Related to development, this makes me rethink some previous assumptions. We often talk about trust as a huge part of getting individuals to use technology or accept technology in developing countries. Instead, maybe we should be a little less trusting like them. Maybe this lack of trust is worthy and this sense of questioning is something Americans need to bring back in order to make sure their safety is not at risk.

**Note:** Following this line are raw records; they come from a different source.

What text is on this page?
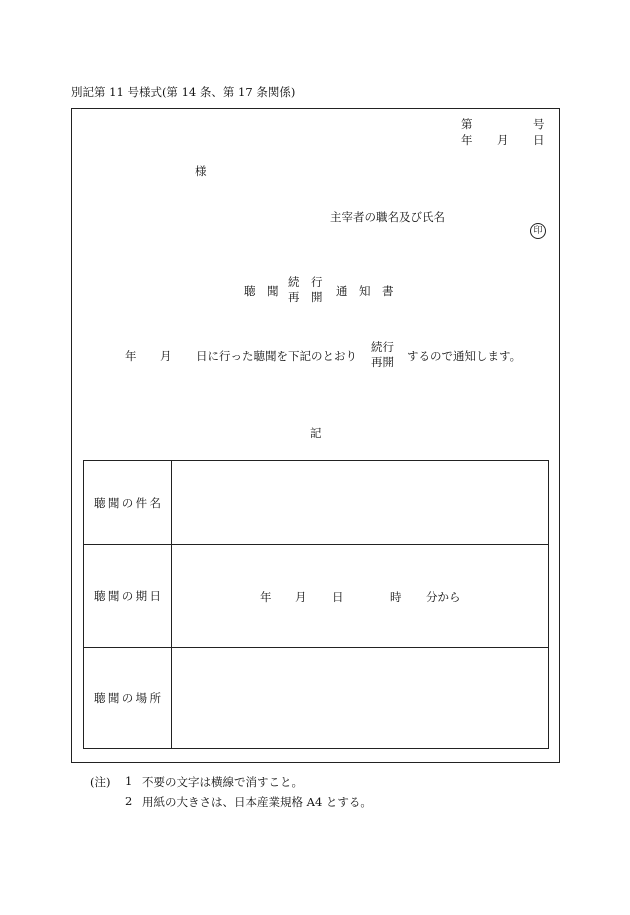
別記第 11 号様式(第 14 条、第 17 条関係)
第	号
年 月 日
様
主宰者の職名及び氏名
印
聴　聞
続　行
再　開 通　知　書
年 月 日に行った聴聞を下記のとおり
続行
再開 するので通知します。
記
聴 聞 の 件 名	

聴 聞 の 期 日	年 月 日 時 分から

聴 聞 の 場 所	

(注) 1 不要の文字は横線で消すこと。
2 用紙の大きさは、日本産業規格 A4 とする。
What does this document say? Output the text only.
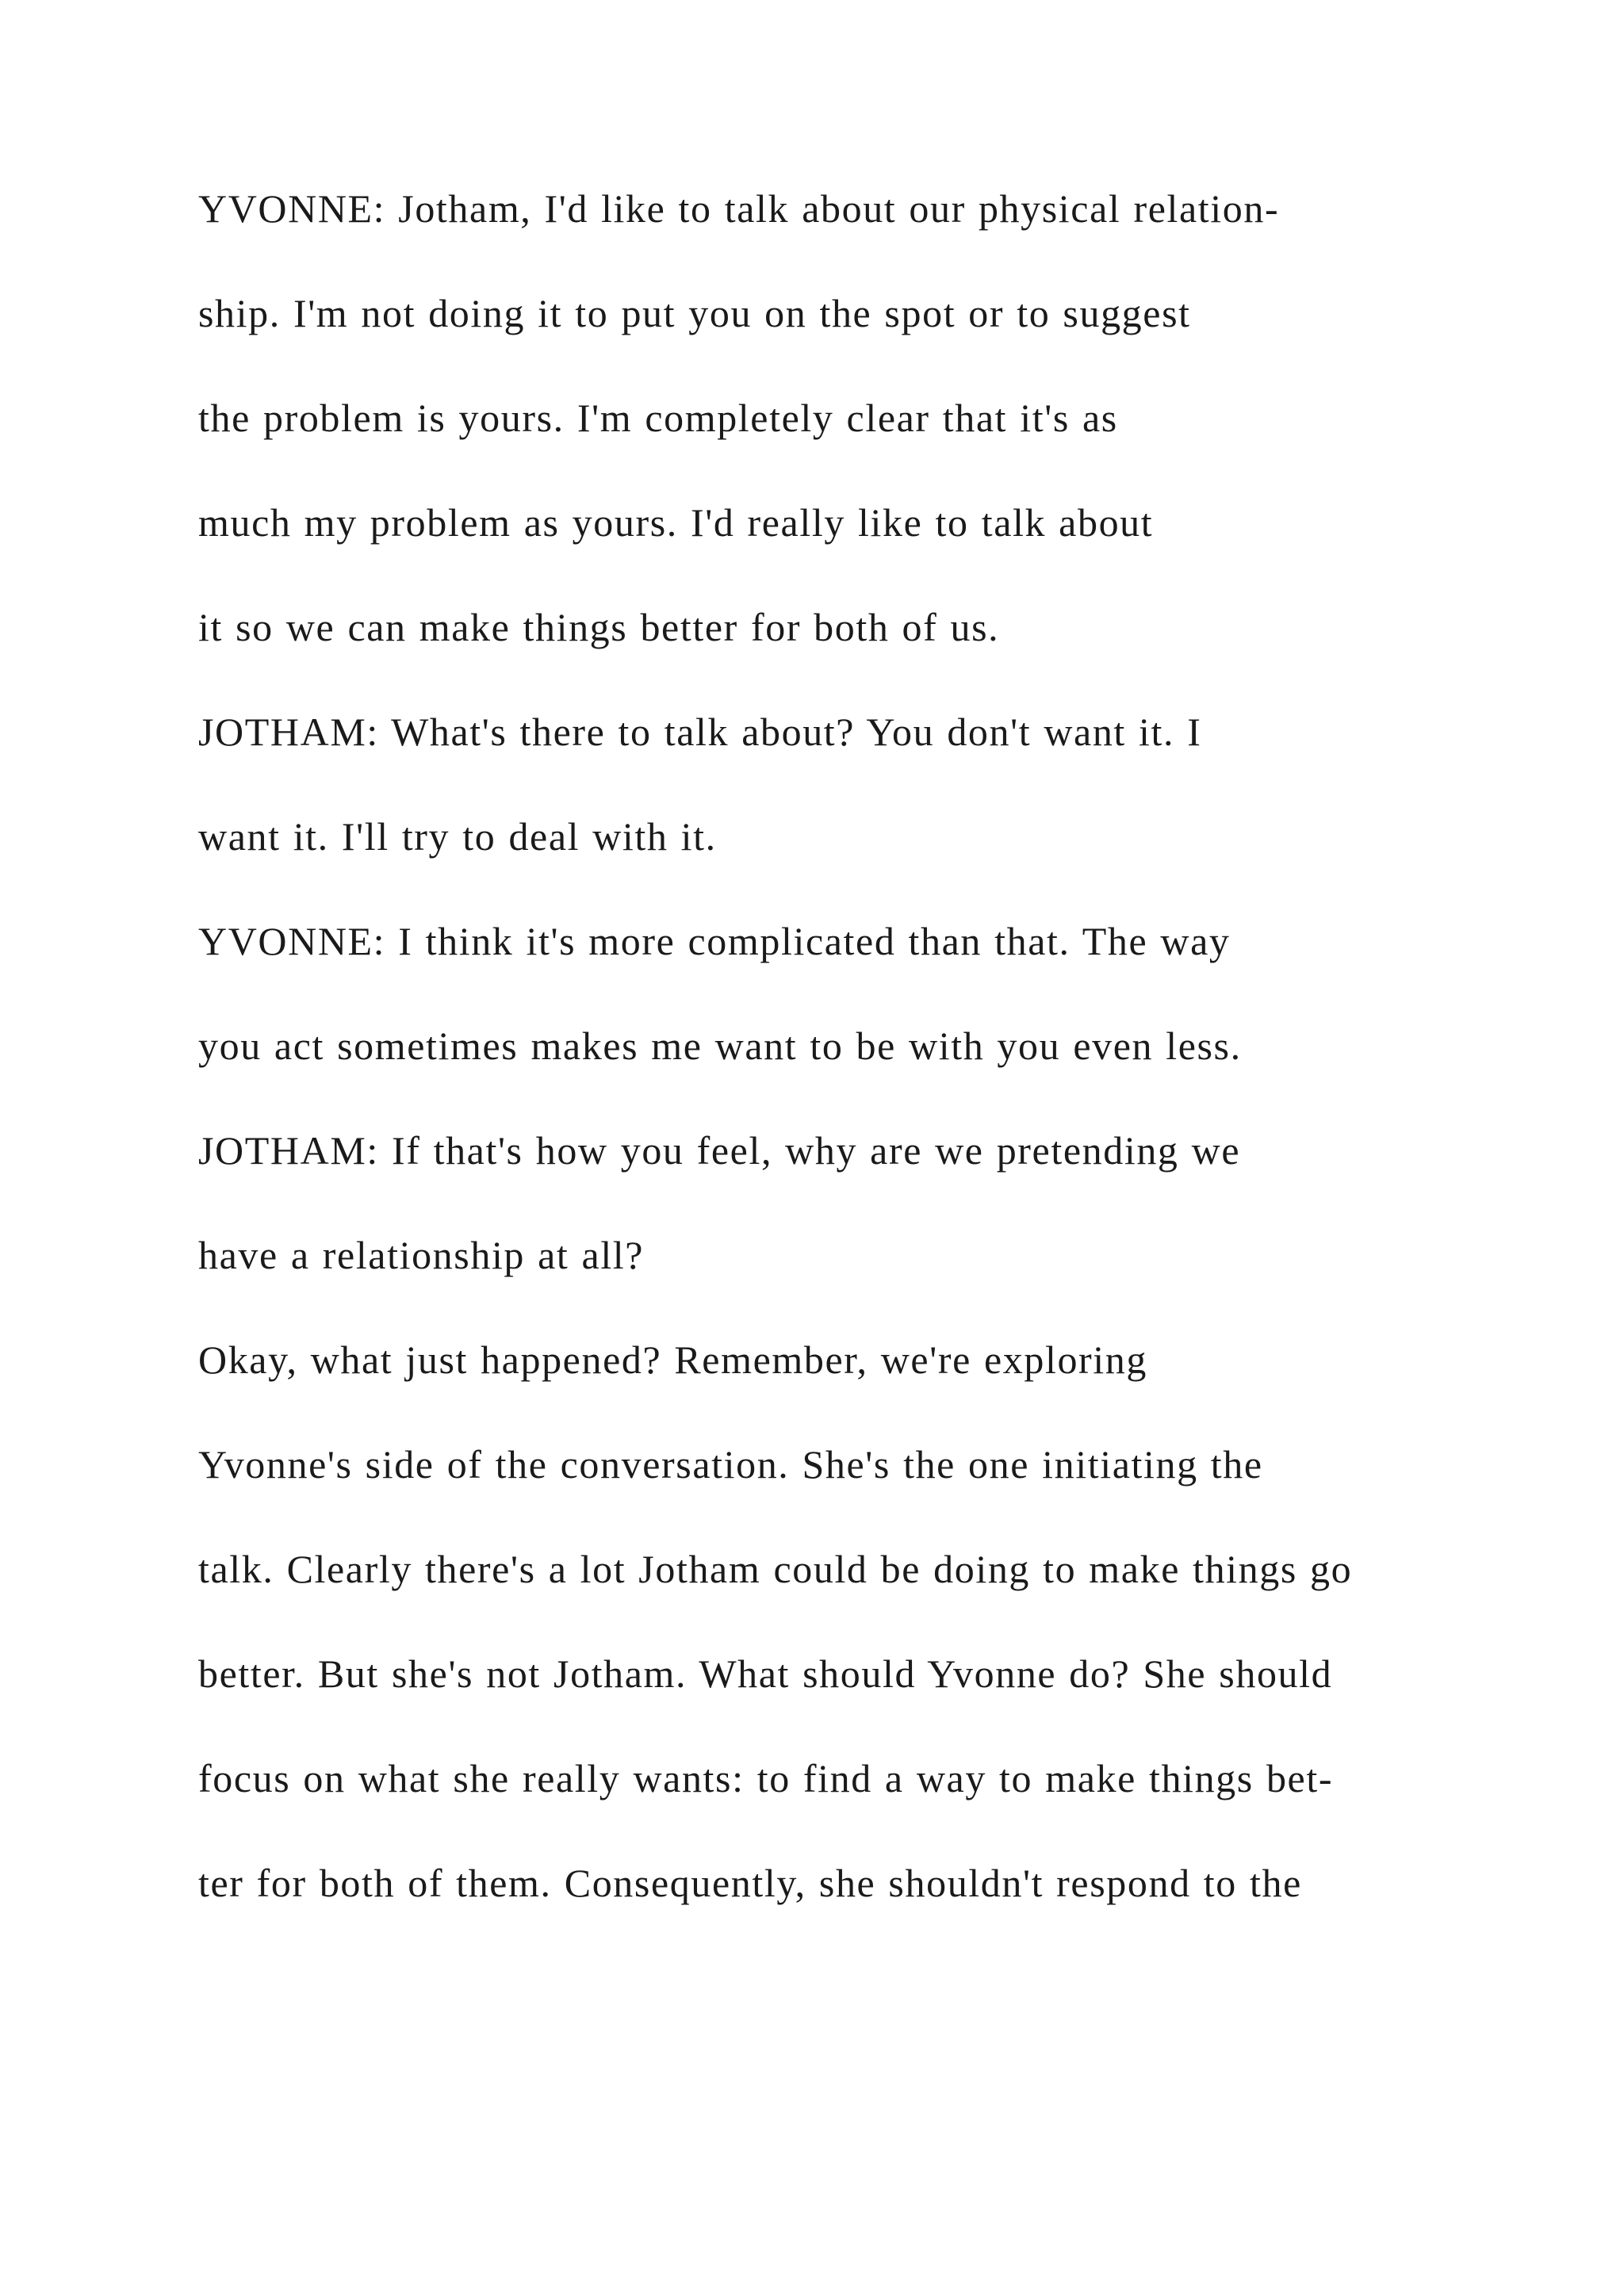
YVONNE: Jotham, I'd like to talk about our physical relation-
ship. I'm not doing it to put you on the spot or to suggest
the problem is yours. I'm completely clear that it's as
much my problem as yours. I'd really like to talk about
it so we can make things better for both of us.
JOTHAM: What's there to talk about? You don't want it. I
want it. I'll try to deal with it.
YVONNE: I think it's more complicated than that. The way
you act sometimes makes me want to be with you even less.
JOTHAM: If that's how you feel, why are we pretending we
have a relationship at all?
Okay, what just happened? Remember, we're exploring
Yvonne's side of the conversation. She's the one initiating the
talk. Clearly there's a lot Jotham could be doing to make things go
better. But she's not Jotham. What should Yvonne do? She should
focus on what she really wants: to find a way to make things bet-
ter for both of them. Consequently, she shouldn't respond to the
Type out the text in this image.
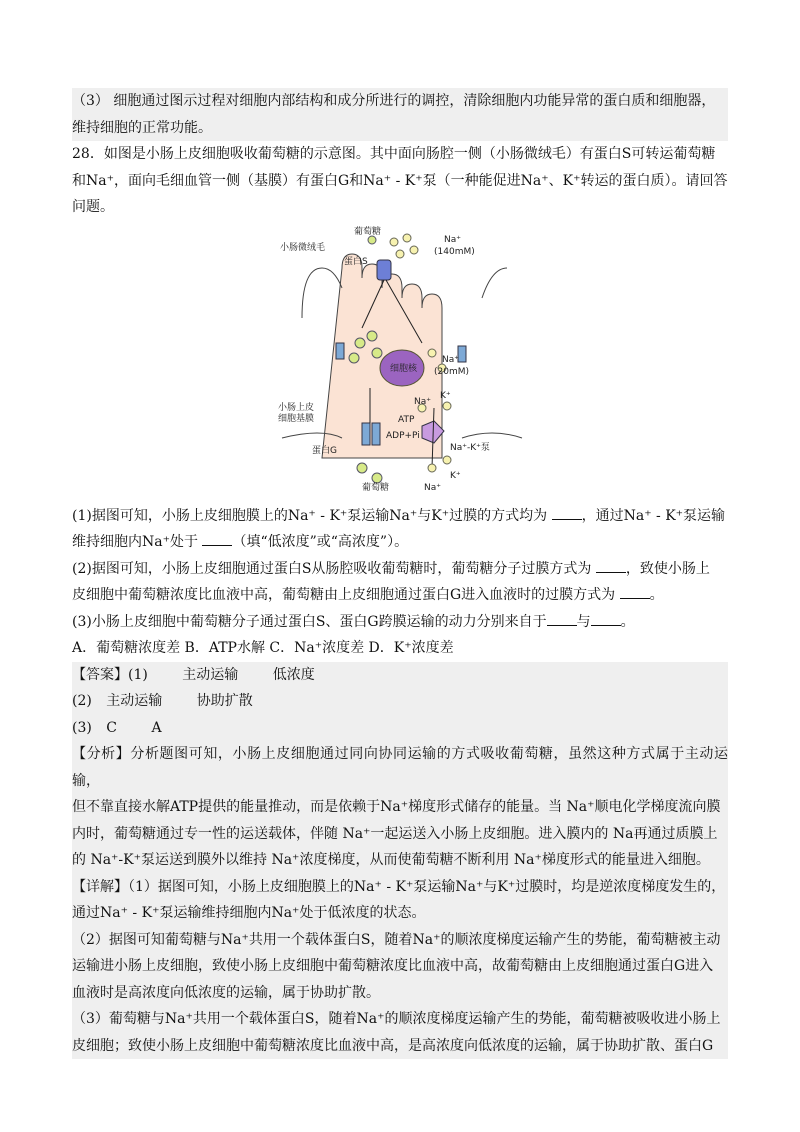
（3） 细胞通过图示过程对细胞内部结构和成分所进行的调控，清除细胞内功能异常的蛋白质和细胞器，

维持细胞的正常功能。

28．如图是小肠上皮细胞吸收葡萄糖的示意图。其中面向肠腔一侧（小肠微绒毛）有蛋白S可转运葡萄糖

和Na⁺，面向毛细血管一侧（基膜）有蛋白G和Na⁺ - K⁺泵（一种能促进Na⁺、K⁺转运的蛋白质）。请回答

问题。

(1)据图可知，小肠上皮细胞膜上的Na⁺ - K⁺泵运输Na⁺与K⁺过膜的方式均为 ，通过Na⁺ - K⁺泵运输

维持细胞内Na⁺处于 （填“低浓度”或“高浓度”）。

(2)据图可知，小肠上皮细胞通过蛋白S从肠腔吸收葡萄糖时，葡萄糖分子过膜方式为 ，致使小肠上

皮细胞中葡萄糖浓度比血液中高，葡萄糖由上皮细胞通过蛋白G进入血液时的过膜方式为 。

(3)小肠上皮细胞中葡萄糖分子通过蛋白S、蛋白G跨膜运输的动力分别来自于 与 。

A．葡萄糖浓度差 B．ATP水解 C．Na⁺浓度差 D．K⁺浓度差

【答案】(1) 主动运输 低浓度

(2) 主动运输 协助扩散

(3) C A

【分析】分析题图可知，小肠上皮细胞通过同向协同运输的方式吸收葡萄糖，虽然这种方式属于主动运输，

但不靠直接水解ATP提供的能量推动，而是依赖于Na⁺梯度形式储存的能量。当 Na⁺顺电化学梯度流向膜

内时，葡萄糖通过专一性的运送载体，伴随 Na⁺一起运送入小肠上皮细胞。进入膜内的 Na再通过质膜上

的 Na⁺-K⁺泵运送到膜外以维持 Na⁺浓度梯度，从而使葡萄糖不断利用 Na⁺梯度形式的能量进入细胞。

【详解】（1）据图可知，小肠上皮细胞膜上的Na⁺ - K⁺泵运输Na⁺与K⁺过膜时，均是逆浓度梯度发生的，

通过Na⁺ - K⁺泵运输维持细胞内Na⁺处于低浓度的状态。

（2）据图可知葡萄糖与Na⁺共用一个载体蛋白S，随着Na⁺的顺浓度梯度运输产生的势能，葡萄糖被主动

运输进小肠上皮细胞，致使小肠上皮细胞中葡萄糖浓度比血液中高，故葡萄糖由上皮细胞通过蛋白G进入

血液时是高浓度向低浓度的运输，属于协助扩散。

（3）葡萄糖与Na⁺共用一个载体蛋白S，随着Na⁺的顺浓度梯度运输产生的势能，葡萄糖被吸收进小肠上

皮细胞；致使小肠上皮细胞中葡萄糖浓度比血液中高，是高浓度向低浓度的运输，属于协助扩散、蛋白G

细胞核
小肠微绒毛
葡萄糖
蛋白S
Na⁺
(140mM)
Na⁺
(20mM)
小肠上皮
细胞基膜	ATP
ADP+Pi
Na⁺
K⁺
蛋白G	Na⁺-K⁺泵
葡萄糖	Na⁺
K⁺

photo source: http://www.jklossner.com/computerworld/security.html


3 responses to “False Sense of Security: Cyber Ignorance

  • veggiemunster

    Why did you include the above comic? In an earlier class on war, I did a paper on Cyber Warfare, that’s why I asked Mr. Hersch about it in class. The cartoon above seems to be about a type of cyber warfare/security that Mr. Hersch didn’t really touch on. Internet freedom, like the inability to access Facebook in China without a sneak-around. Here are my thoughts on the subject:
    When governments “crack down on the Internet”, they can hurt their own economy and are trying to regulate free speech in the process. To not let the people of a country speak, means that a sovereign will not obtain the helpfulness of the citizens’ political and economic suggestions and ideas. Instead of an “army of censors”, a group of bureaucrats pour over concerns posted on the Internet and attempt to fix the problems presented. It doesn’t work, as we’ve seen in countries like China, folks either get around it or don’t like it, making the government look bad.

  • rgoode2

    I think the comic can totally be about cyber security! If you put a lid on something, sure, it blocks things from getting out (like you suggest) but it also prevents things from getting in. Cyber security is such a real threat but its hard to conceptualize because it seems so abstract- its not someone posing bodily harm to your physical self, so its harder for us to be afraid of it I think. But if you think about it, someone stealing your information/identity can ruin your life. Literally ruin it. Its also weird to think about how much information has been collected through the web over the years. I wonder what its going to be like during the presidential campaign of say, 2050, when unless a candidate has been living under a rock his/her whole life, we’ll already know all their dirties secrets, from that time they partied naked in college to how bad their acne was in middle school. “Vetting” political candidates is going to mean simply running web check and collecting all their pictures/posts/info. Its crazy to think about. And just because you yourself aren’t on facebook, doesn’t mean there isn’t documentation of you on it- what with all those new parents posting constant baby pictures documenting their child’s entire lives, it seems like most of us in the US are losing all hope of anonymity. Creepy.

  • emcdona1

    I, too, have been a victim of “trusting in the system” a bit too much. Technology has become such a normal part of our lives that we forget how complex of a system it can be. The Target incident this November is a perfect example. There was an infiltration of Target’s credit and debit card systems, resulting in 40 million credit and debit cards getting stolen. Our trust and faith in swiping our card is very misplaced. It definitely made me think twice before making online purchases and using technology to exchange valuable information.